Mathematica, 15 bytes

Order@@Mean/@#&

Try it online!

Function which expects a list of two lists. Mean/@# takes the arithmetic mean of each list in the input, then those means are passed into Order, which returns -1 if the first list wins, 0 if there is a tie, and 1 if the second list wins.


JavaScript (ES6), 52 50 bytes

(Saved 2 bytes thanks to @Shaggy.)

Here are two 50-byte solutions:

f=(N,M,a=eval(N.join`+`)/N.length)=>M?(a-f(M))/0:a

(N,M,A=a=>eval(a.join`+`)/a.length)=>(A(N)-A(M))/0

Returns Infinity for N, -Infinity for M, and NaN for a tie.

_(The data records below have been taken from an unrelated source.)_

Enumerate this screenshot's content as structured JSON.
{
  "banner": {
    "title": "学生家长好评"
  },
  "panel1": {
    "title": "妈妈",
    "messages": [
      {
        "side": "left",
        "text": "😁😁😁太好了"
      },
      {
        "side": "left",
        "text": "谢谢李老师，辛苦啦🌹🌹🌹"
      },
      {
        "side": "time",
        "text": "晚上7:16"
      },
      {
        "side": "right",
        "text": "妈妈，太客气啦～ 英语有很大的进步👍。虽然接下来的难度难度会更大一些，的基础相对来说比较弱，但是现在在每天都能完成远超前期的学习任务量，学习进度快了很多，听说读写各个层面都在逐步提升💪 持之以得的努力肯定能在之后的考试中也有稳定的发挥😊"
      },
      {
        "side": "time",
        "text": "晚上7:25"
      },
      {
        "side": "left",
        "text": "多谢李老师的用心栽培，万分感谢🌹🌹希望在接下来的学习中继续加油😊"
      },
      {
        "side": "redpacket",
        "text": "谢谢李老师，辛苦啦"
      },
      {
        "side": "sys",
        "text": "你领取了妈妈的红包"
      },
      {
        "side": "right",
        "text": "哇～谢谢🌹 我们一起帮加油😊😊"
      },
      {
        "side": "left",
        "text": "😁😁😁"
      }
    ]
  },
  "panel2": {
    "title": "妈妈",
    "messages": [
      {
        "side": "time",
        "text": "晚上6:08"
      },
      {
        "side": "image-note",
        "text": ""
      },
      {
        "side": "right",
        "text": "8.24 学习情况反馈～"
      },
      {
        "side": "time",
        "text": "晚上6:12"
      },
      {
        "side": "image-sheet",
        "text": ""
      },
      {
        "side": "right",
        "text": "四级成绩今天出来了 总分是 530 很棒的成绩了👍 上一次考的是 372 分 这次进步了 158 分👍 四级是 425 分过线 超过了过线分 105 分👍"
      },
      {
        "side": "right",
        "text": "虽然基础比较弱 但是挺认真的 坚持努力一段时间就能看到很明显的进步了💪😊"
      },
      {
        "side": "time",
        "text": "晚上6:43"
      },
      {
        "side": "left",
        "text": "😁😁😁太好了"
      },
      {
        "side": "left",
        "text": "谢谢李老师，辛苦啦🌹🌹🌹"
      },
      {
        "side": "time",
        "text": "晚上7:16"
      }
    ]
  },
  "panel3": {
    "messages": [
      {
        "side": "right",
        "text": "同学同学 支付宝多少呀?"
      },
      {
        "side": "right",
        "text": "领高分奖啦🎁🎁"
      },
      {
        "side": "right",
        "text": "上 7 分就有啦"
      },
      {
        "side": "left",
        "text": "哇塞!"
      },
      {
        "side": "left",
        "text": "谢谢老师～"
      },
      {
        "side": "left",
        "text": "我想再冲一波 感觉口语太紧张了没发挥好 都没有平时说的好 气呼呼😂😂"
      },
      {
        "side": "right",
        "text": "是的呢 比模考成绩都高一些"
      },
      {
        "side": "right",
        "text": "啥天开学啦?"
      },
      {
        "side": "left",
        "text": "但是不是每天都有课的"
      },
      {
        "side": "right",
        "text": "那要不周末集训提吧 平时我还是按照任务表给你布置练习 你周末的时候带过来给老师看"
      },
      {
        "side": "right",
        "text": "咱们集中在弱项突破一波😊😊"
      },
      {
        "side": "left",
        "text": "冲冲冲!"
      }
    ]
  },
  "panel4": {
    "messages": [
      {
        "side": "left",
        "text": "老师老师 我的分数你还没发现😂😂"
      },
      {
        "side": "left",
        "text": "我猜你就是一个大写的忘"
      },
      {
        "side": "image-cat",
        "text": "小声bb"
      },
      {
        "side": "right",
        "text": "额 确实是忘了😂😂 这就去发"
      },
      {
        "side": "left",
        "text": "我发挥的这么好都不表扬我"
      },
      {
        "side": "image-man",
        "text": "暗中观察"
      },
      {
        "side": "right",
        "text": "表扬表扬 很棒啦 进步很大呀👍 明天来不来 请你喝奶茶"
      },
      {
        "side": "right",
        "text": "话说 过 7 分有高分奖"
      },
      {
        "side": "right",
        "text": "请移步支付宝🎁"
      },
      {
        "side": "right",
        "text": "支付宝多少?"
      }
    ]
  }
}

The first solution may require a bit of explanation due to the recursion:

On the first call to the function, a is initialized as the average of the N array:

a=eval(N.join`+`)/N.length

M has a value at this point, so the first part of the conditional expression is called:

M ? (a-f(M))/0 : a  ----------    

The function is called within this expression, this time substituting M for N.

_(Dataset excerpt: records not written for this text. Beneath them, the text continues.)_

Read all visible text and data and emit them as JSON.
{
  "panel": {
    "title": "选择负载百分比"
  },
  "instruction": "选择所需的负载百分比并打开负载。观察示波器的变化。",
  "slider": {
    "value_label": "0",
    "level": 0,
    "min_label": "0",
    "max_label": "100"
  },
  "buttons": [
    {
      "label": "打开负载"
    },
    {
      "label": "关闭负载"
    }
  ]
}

On this second call to the function, a is initialized as the average of N –– which was M in the previous call.

Since there is no second parameter during this call to the function, the second part of the conditional expression is triggered, which returns the average:

M ? (a-f(M))/0 : a  --

We can now understand the expression better:

(a - f(M)) / 0

It's:

(the average of N  minus  the average of M) divided by 0

The difference between the averages will be a positive number, a negative number, or 0.

Dividing the difference by 0 results in Infinity, -Infinity, or NaN – providing the three distinct values as required.

Test Cases:

f=(N,M,a=eval(N.join`+`)/N.length)=>M?(a-f(M))/0:a

console.log(f([7], [6]                 )) // N wins  (N has 7, M has 6 )
console.log(f([4,5], [4,4]             )) // N wins  (N has 4.5, M has 4)
console.log(f([2,3,4], [4,5,6]         )) // M wins  (N has 3, M has 5)
console.log(f([4,1,3], [7,3,2,1,1,2]   )) // Tie     (both have 2.666...)
console.log(f([100,390,1], [89,82,89]  )) // N wins  (N has 163.666..., M has 86.666...)
console.log(f([92,892], [892,92]       )) // Tie     (lists are basically identical) 
console.log(f([10,182], [12,78,203,91] )) // Tie     (both have 96)


Mathematica, 21 bytes

Sign[Mean@#-Mean@#2]&

1 for # wins, -1 for #2 wins, 0 for tie.